The euro was faring better than in recent days, trading 0.8 percent higher at $1.2161. On Tuesday, it fell to a two-year low of $1.2052.

Wall Street is also poised to make gains at the open despite underwhelming earnings overnight from Apple. Both Dow futures and the S&P 500 futures were up 0.2 percent.

However, the main focus remains on Europe's debt crisis and in particular Spain and Greece.

The cost of bailing out Spain would potentially be twice the size of aid for Greece, Portugal and Ireland combined. This factor has raised questions over how long Europe's stronger economies will continue rescuing the weaker ones.

Germany's Ifo survey of business sentiment fell for a third consecutive month in July, adding to concerns over the state of Europe's largest economy. This follows Moody's announcement earlier this week that the country's credit rating was under pressure by the crisis enveloping Europe.

Some officials in Berlin have called for allowing Greece to leave the euro to keep it from hurting Germany.

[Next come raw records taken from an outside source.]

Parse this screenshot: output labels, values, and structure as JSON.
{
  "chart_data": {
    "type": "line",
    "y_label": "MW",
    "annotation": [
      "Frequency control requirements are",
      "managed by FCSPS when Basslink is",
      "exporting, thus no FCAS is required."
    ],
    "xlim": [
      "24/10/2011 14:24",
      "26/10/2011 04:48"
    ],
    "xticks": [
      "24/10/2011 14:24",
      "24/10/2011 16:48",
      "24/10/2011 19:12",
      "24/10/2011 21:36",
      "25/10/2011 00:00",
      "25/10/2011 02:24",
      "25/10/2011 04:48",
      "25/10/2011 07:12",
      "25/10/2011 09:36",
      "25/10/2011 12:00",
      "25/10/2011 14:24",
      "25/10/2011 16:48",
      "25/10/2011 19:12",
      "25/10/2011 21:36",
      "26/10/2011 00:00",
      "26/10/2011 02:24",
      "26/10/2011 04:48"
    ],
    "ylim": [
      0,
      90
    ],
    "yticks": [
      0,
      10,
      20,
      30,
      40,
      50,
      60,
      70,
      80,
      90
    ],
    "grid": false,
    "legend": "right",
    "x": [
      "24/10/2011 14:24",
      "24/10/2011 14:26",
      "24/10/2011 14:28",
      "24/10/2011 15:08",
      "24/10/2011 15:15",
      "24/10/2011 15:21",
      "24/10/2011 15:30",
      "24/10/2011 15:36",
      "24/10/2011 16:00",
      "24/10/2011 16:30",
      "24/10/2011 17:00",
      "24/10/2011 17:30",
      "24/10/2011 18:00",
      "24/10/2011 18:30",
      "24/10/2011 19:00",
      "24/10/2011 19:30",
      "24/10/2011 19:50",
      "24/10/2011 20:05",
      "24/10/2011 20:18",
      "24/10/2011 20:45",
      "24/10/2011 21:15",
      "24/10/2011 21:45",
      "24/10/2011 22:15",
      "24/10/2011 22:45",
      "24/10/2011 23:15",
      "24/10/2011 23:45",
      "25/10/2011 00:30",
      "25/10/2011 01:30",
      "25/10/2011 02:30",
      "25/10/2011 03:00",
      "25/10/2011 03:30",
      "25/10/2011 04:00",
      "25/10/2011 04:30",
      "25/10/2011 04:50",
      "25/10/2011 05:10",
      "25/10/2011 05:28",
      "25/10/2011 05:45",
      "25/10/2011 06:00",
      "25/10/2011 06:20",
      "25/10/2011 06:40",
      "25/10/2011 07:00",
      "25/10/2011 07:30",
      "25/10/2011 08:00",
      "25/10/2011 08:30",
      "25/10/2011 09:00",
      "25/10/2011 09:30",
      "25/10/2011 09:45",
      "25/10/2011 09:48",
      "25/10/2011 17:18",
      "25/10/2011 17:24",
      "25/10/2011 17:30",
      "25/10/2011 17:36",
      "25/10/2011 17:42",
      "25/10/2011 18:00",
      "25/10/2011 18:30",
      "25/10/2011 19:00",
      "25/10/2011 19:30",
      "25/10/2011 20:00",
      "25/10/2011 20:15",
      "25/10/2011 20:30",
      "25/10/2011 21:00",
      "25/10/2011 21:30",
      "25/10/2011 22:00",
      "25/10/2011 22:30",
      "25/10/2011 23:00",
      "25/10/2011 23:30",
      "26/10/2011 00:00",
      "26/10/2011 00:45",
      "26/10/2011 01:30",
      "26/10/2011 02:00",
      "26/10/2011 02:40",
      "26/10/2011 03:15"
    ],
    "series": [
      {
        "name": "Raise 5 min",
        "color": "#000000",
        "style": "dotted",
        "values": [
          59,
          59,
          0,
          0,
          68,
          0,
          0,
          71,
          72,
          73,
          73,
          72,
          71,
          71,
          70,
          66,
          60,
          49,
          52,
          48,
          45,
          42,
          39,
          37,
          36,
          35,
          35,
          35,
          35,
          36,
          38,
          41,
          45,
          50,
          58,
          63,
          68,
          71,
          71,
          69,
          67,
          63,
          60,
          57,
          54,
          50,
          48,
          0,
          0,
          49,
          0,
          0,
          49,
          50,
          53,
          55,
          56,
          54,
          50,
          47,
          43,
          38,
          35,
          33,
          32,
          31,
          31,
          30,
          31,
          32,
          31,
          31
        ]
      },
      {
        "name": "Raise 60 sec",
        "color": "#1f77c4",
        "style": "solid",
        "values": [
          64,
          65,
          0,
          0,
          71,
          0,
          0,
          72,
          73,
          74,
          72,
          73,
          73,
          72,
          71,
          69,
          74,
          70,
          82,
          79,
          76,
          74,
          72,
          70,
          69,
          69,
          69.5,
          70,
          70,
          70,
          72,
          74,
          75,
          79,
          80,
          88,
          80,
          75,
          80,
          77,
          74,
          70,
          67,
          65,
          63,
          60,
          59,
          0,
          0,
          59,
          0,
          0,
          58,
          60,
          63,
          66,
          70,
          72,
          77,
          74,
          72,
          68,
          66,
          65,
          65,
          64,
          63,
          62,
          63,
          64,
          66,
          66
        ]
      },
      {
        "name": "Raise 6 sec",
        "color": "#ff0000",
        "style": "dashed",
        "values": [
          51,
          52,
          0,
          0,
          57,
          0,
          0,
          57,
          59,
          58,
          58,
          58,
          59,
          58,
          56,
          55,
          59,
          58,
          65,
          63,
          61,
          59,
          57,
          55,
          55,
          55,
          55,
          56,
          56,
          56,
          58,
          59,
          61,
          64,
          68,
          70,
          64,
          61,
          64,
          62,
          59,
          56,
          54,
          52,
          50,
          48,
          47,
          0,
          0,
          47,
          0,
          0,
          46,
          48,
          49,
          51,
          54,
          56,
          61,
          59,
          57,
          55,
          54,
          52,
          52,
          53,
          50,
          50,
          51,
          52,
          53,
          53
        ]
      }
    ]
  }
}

Investors think such an exit could happen soon if Greece's international debt inspectors conclude that little progress has been made in reforming the country's economy.

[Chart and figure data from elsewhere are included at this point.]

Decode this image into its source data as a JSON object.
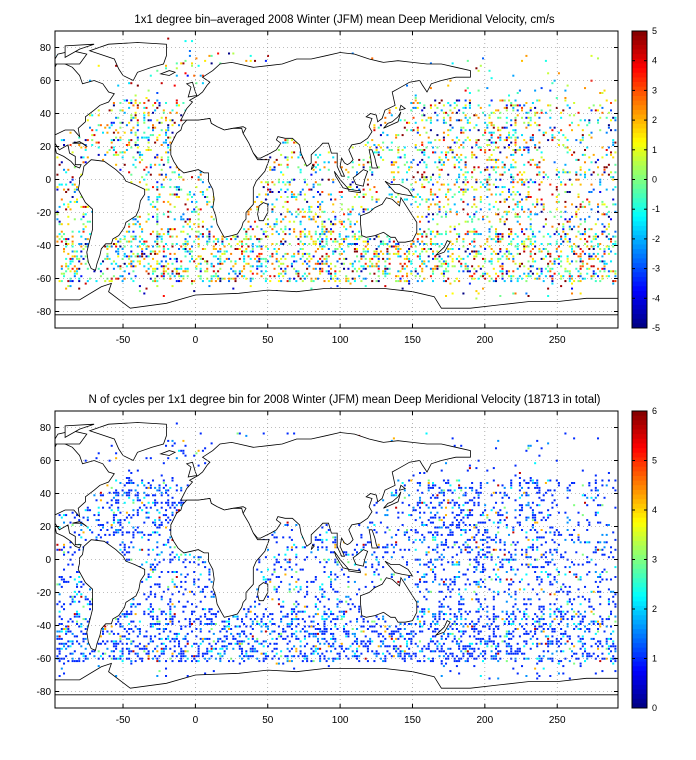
{
  "chart_data": [
    {
      "type": "heatmap",
      "title": "1x1 degree bin–averaged 2008 Winter (JFM) mean Deep Meridional Velocity, cm/s",
      "xlim": [
        -97,
        292
      ],
      "ylim": [
        -90,
        90
      ],
      "xticks": [
        -50,
        0,
        50,
        100,
        150,
        200,
        250
      ],
      "yticks": [
        80,
        60,
        40,
        20,
        0,
        -20,
        -40,
        -60,
        -80
      ],
      "grid": true,
      "colorbar": {
        "min": -5,
        "max": 5,
        "ticks": [
          5,
          4,
          3,
          2,
          1,
          0,
          -1,
          -2,
          -3,
          -4,
          -5
        ],
        "colormap": "jet",
        "placement": "right"
      },
      "data_description": "Sparse 1x1 degree bins of mean deep meridional velocity, values spanning -5 to 5 cm/s, concentrated in the Southern Ocean band (-30 to -60), tropical Pacific and North Atlantic."
    },
    {
      "type": "heatmap",
      "title": "N of cycles per 1x1 degree bin for 2008 Winter (JFM) mean Deep Meridional Velocity (18713 in total)",
      "xlim": [
        -97,
        292
      ],
      "ylim": [
        -90,
        90
      ],
      "xticks": [
        -50,
        0,
        50,
        100,
        150,
        200,
        250
      ],
      "yticks": [
        80,
        60,
        40,
        20,
        0,
        -20,
        -40,
        -60,
        -80
      ],
      "grid": true,
      "total_cycles": 18713,
      "colorbar": {
        "min": 0,
        "max": 6,
        "ticks": [
          6,
          5,
          4,
          3,
          2,
          1,
          0
        ],
        "colormap": "jet",
        "placement": "right"
      },
      "data_description": "Counts of float cycles per bin, mostly 1 (blue), with sparse higher counts (up to 6) scattered across the oceans."
    }
  ],
  "colors": {
    "background": "#ffffff",
    "coastline": "#000000",
    "grid": "#7f7f7f",
    "colormap_low": "#00007f",
    "colormap_mid": "#7fff7f",
    "colormap_high": "#7f0000"
  }
}
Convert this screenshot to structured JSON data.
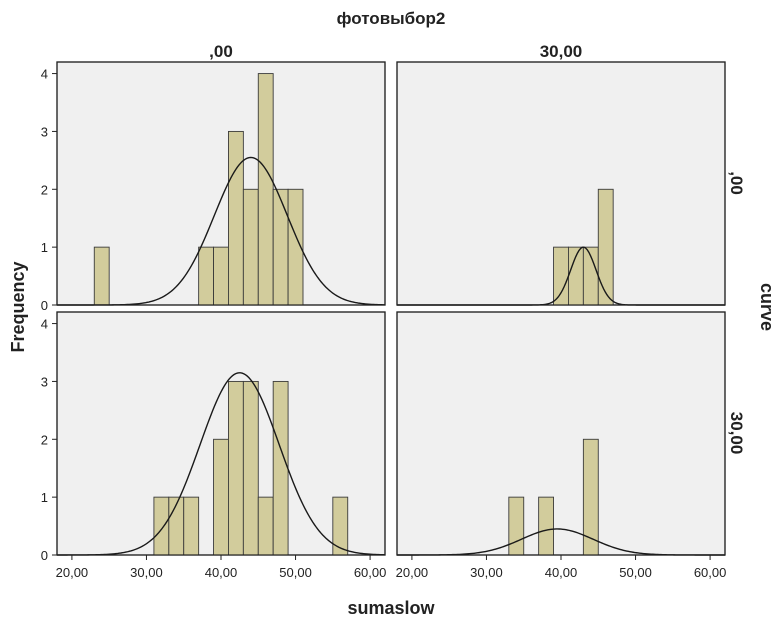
{
  "title": "фотовыбор2",
  "col_headers": [
    ",00",
    "30,00"
  ],
  "row_headers": [
    ",00",
    "30,00"
  ],
  "right_label": "curve",
  "xlabel": "sumaslow",
  "ylabel": "Frequency",
  "colors": {
    "bar_fill": "#d2cc9c",
    "bar_stroke": "#3b3b3b",
    "panel_bg": "#f0f0f0",
    "curve": "#1a1a1a"
  },
  "chart_data": {
    "type": "bar",
    "title": "фотовыбор2",
    "xlabel": "sumaslow",
    "ylabel": "Frequency",
    "xlim": [
      18,
      62
    ],
    "ylim": [
      0,
      4.2
    ],
    "x_ticks": [
      "20,00",
      "30,00",
      "40,00",
      "50,00",
      "60,00"
    ],
    "x_tick_values": [
      20,
      30,
      40,
      50,
      60
    ],
    "y_ticks": [
      "0",
      "1",
      "2",
      "3",
      "4"
    ],
    "y_tick_values": [
      0,
      1,
      2,
      3,
      4
    ],
    "bin_width": 2,
    "grid": false,
    "panels": [
      {
        "row": ",00",
        "col": ",00",
        "bars": [
          [
            23,
            1
          ],
          [
            37,
            1
          ],
          [
            39,
            1
          ],
          [
            41,
            3
          ],
          [
            43,
            2
          ],
          [
            45,
            4
          ],
          [
            47,
            2
          ],
          [
            49,
            2
          ]
        ],
        "curve": {
          "mean": 44,
          "sd": 4.9,
          "peak": 2.55
        }
      },
      {
        "row": ",00",
        "col": "30,00",
        "bars": [
          [
            39,
            1
          ],
          [
            41,
            1
          ],
          [
            43,
            1
          ],
          [
            45,
            2
          ]
        ],
        "curve": {
          "mean": 43,
          "sd": 1.7,
          "peak": 1.0
        }
      },
      {
        "row": "30,00",
        "col": ",00",
        "bars": [
          [
            31,
            1
          ],
          [
            33,
            1
          ],
          [
            35,
            1
          ],
          [
            39,
            2
          ],
          [
            41,
            3
          ],
          [
            43,
            3
          ],
          [
            45,
            1
          ],
          [
            47,
            3
          ],
          [
            55,
            1
          ]
        ],
        "curve": {
          "mean": 42.5,
          "sd": 5.3,
          "peak": 3.15
        }
      },
      {
        "row": "30,00",
        "col": "30,00",
        "bars": [
          [
            33,
            1
          ],
          [
            37,
            1
          ],
          [
            43,
            2
          ]
        ],
        "curve": {
          "mean": 39.5,
          "sd": 4.8,
          "peak": 0.45
        }
      }
    ]
  }
}
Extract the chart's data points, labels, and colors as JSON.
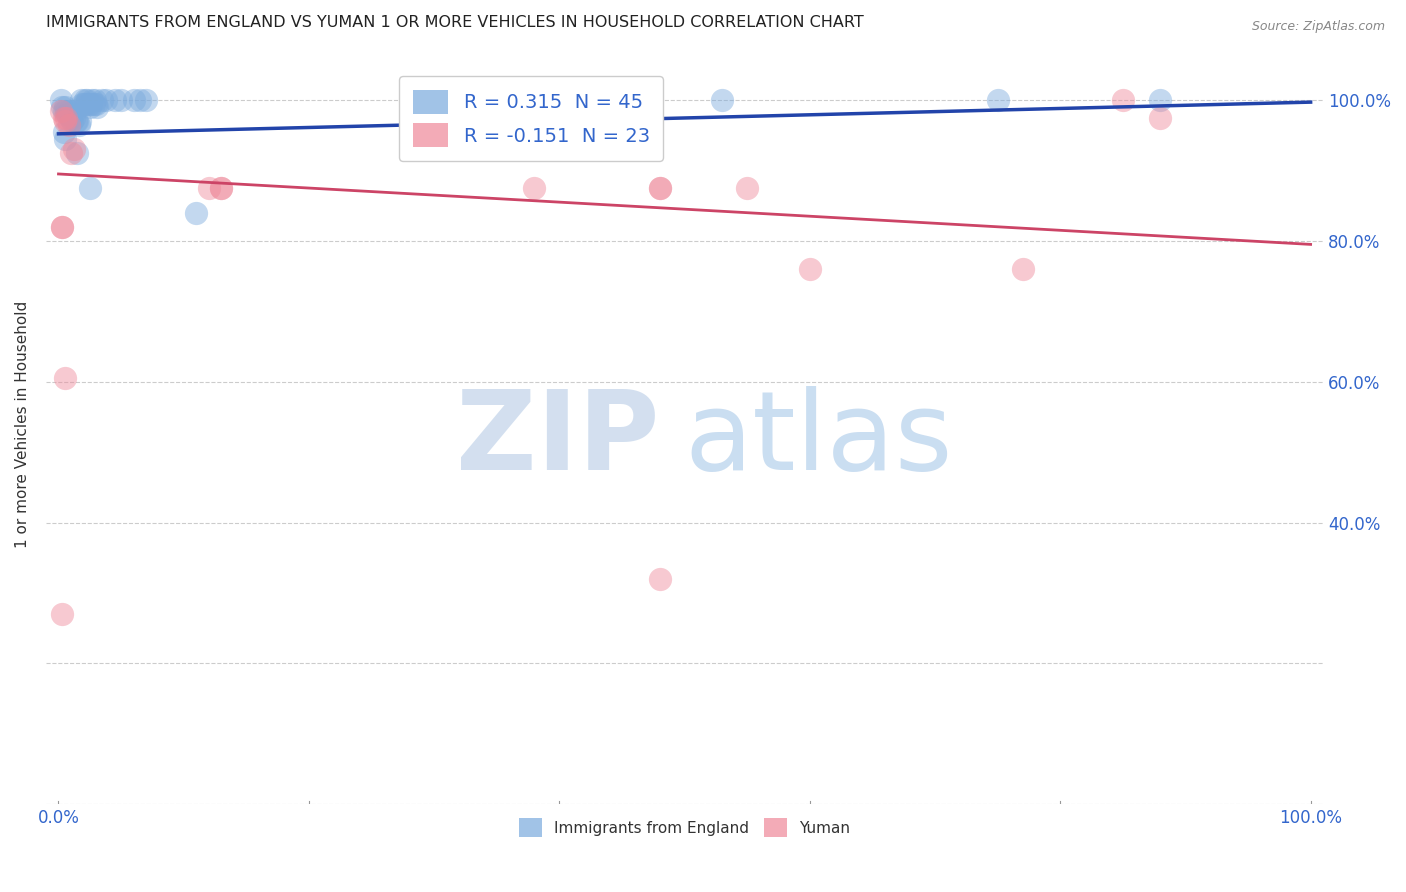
{
  "title": "IMMIGRANTS FROM ENGLAND VS YUMAN 1 OR MORE VEHICLES IN HOUSEHOLD CORRELATION CHART",
  "source": "Source: ZipAtlas.com",
  "ylabel": "1 or more Vehicles in Household",
  "blue_color": "#7aaadd",
  "pink_color": "#ee8899",
  "blue_line_color": "#2244aa",
  "pink_line_color": "#cc4466",
  "blue_dots": [
    [
      0.002,
      1.0
    ],
    [
      0.003,
      0.99
    ],
    [
      0.004,
      0.985
    ],
    [
      0.005,
      0.99
    ],
    [
      0.006,
      0.985
    ],
    [
      0.007,
      0.98
    ],
    [
      0.008,
      0.985
    ],
    [
      0.009,
      0.975
    ],
    [
      0.01,
      0.975
    ],
    [
      0.011,
      0.97
    ],
    [
      0.012,
      0.975
    ],
    [
      0.013,
      0.985
    ],
    [
      0.014,
      0.97
    ],
    [
      0.015,
      0.97
    ],
    [
      0.016,
      0.965
    ],
    [
      0.017,
      0.97
    ],
    [
      0.018,
      1.0
    ],
    [
      0.019,
      0.995
    ],
    [
      0.02,
      0.995
    ],
    [
      0.021,
      1.0
    ],
    [
      0.022,
      0.995
    ],
    [
      0.023,
      1.0
    ],
    [
      0.024,
      0.995
    ],
    [
      0.025,
      0.99
    ],
    [
      0.026,
      0.995
    ],
    [
      0.027,
      1.0
    ],
    [
      0.028,
      0.995
    ],
    [
      0.029,
      1.0
    ],
    [
      0.03,
      0.995
    ],
    [
      0.031,
      0.99
    ],
    [
      0.035,
      1.0
    ],
    [
      0.038,
      1.0
    ],
    [
      0.045,
      1.0
    ],
    [
      0.05,
      1.0
    ],
    [
      0.06,
      1.0
    ],
    [
      0.065,
      1.0
    ],
    [
      0.07,
      1.0
    ],
    [
      0.004,
      0.955
    ],
    [
      0.005,
      0.945
    ],
    [
      0.015,
      0.925
    ],
    [
      0.025,
      0.875
    ],
    [
      0.11,
      0.84
    ],
    [
      0.53,
      1.0
    ],
    [
      0.75,
      1.0
    ],
    [
      0.88,
      1.0
    ]
  ],
  "pink_dots": [
    [
      0.002,
      0.985
    ],
    [
      0.004,
      0.975
    ],
    [
      0.005,
      0.97
    ],
    [
      0.006,
      0.975
    ],
    [
      0.008,
      0.965
    ],
    [
      0.01,
      0.925
    ],
    [
      0.012,
      0.93
    ],
    [
      0.003,
      0.82
    ],
    [
      0.12,
      0.875
    ],
    [
      0.13,
      0.875
    ],
    [
      0.38,
      0.875
    ],
    [
      0.48,
      0.875
    ],
    [
      0.6,
      0.76
    ],
    [
      0.005,
      0.605
    ],
    [
      0.48,
      0.32
    ],
    [
      0.003,
      0.27
    ],
    [
      0.85,
      1.0
    ],
    [
      0.88,
      0.975
    ],
    [
      0.55,
      0.875
    ],
    [
      0.77,
      0.76
    ],
    [
      0.003,
      0.82
    ],
    [
      0.13,
      0.875
    ],
    [
      0.48,
      0.875
    ]
  ],
  "blue_R": 0.315,
  "blue_N": 45,
  "pink_R": -0.151,
  "pink_N": 23,
  "xlim": [
    0.0,
    1.0
  ],
  "ylim": [
    0.0,
    1.08
  ],
  "yticks": [
    0.0,
    0.2,
    0.4,
    0.6,
    0.8,
    1.0
  ],
  "ytick_right_labels": [
    "",
    "",
    "40.0%",
    "60.0%",
    "80.0%",
    "100.0%"
  ],
  "xticks": [
    0.0,
    0.2,
    0.4,
    0.6,
    0.8,
    1.0
  ],
  "xtick_labels": [
    "0.0%",
    "",
    "",
    "",
    "",
    "100.0%"
  ],
  "legend_bottom": [
    "Immigrants from England",
    "Yuman"
  ],
  "blue_line_start_y": 0.952,
  "blue_line_end_y": 0.997,
  "pink_line_start_y": 0.895,
  "pink_line_end_y": 0.795
}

"It does appear though that we're approaching the endgame for Greece and that European officials will soon have no alternative but to make some very tough decisions regarding whether or not they provide more money and time or whether they restructure now and also whether Greece should stay in the eurozone," said Gary Jenkins, managing director of Swordfish Research.

Another worry in the markets heading into August, when liquidity levels are low, is that price movements could be exaggerated, in much the same way as they were last year. That could make matters worse in Europe crisis resolution effort.

"If liquidity dries up moving into August, prices are open to being driven by much less than in normal conditions, compounding fears of volatility," said David White, a trader at Spreadex.

Earlier in Asia, Japan's Nikkei 225 stock average closed down 1.4 percent at 8,365.90 and Hong Kong's Hang Seng dropped 0.1 percent to 18,877.33. The Shanghai Composite slipped 0.5 percent to 2,136.15.

Oil prices were steady with benchmark crude for September delivery up 24 cents at $88.74 a barrel in electronic trading on the New York Mercantile Exchange.